Some 30,155 hectares have burned across Portugal by early July — the worst since 2017 and up about 70% on 2025 — with the fiercest blaze near Vouzela. A citizens' movement blames political neglect of the rural interior, while experts point to farmland abandonment and unmanaged fuel.

Portugal Endures Its Worst Fire Year Since 2017 as a Rural Movement Decries Political 'Abandonment'

Portugal is on course for its worst wildfire year since the catastrophic season of 2017, and a citizens' movement is placing the blame squarely on political neglect. By early July, the country had already recorded some 4,592 rural fires and roughly 30,155 hectares burned — a total that has climbed about 70% above the same point in 2025 and outstrips every year since the fires that killed more than a hundred people eight years ago. More than 15,000 hectares went up in a single five-day stretch between 1 and 5 July, with the most serious blaze concentrated around Vouzela in the country's central interior.

The scale of the destruction, arriving amid a punishing heatwave, has reignited a familiar and bitter debate. A grassroots movement formed in 2022 to press for better fire prevention issued a blistering statement accusing the country's leadership of walking away from the rural interior. "Portugal was abandoned by its elites," the group declared, arguing that decades of political attention to the coastal cities have left the forested interior without the management it needs to stop small ignitions becoming infernos.

The problem beneath the flames

Fire specialists broadly agree on the diagnosis, even if the politics are contested. The core issue, they argue, is not firefighting but fuel: the steady abandonment of agriculture across the interior has left hillsides blanketed in unmanaged scrub and fast-growing eucalyptus, a continuous carpet of tinder that a single spark can turn into an unstoppable front. Add a warming climate that lengthens and intensifies the fire season, and Portugal's structural vulnerability is laid bare each summer. Reducing the vegetation load — through clearing, grazing, controlled burning and a return of active land use — is, experts insist, the decisive lever, and the one that successive governments have been slowest to pull.

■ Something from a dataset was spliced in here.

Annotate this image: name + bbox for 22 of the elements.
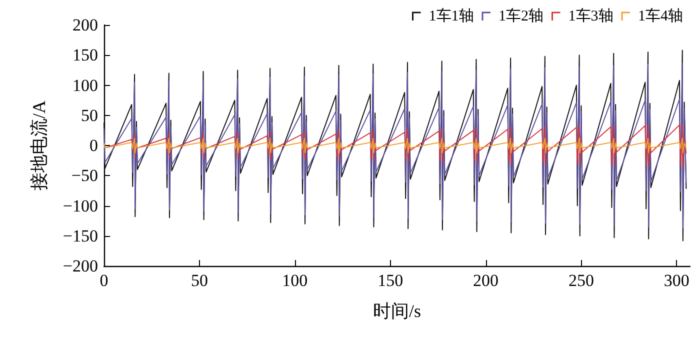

Portugal has spent heavily on aerial firefighting fleets and civil-protection coordination since 2017, and the response capacity is far stronger than it was. But the movement's charge is that suppression treats the symptom while the disease — an empty, overgrown interior — goes untreated. The reforms that would change that, from land registries to incentives for farmers and foresters to stay on the land, are slow, unglamorous and politically thankless, and they rarely survive the winter that follows a bad fire summer.

What This Means for Residents

  • Rural landowners have legal clearing duties. Portugal requires vegetation management around houses and along access roads; fines apply, and enforcement tends to tighten after severe fire seasons.
  • The risk is structural, not freak. With farmland abandonment and a warming climate as the drivers, dangerous fire years are becoming the norm rather than the exception across the interior.
  • Insurance and planning matter. Buyers of rural property should weigh wildfire exposure, access and defensible space when choosing a home away from the coast.

With the peak of summer still ahead, the immediate worry is the weather. But the movement's intervention is aimed at the longer game — forcing a conversation about why Portugal keeps burning, and whether the country is finally willing to manage the land rather than simply fight the fires it produces.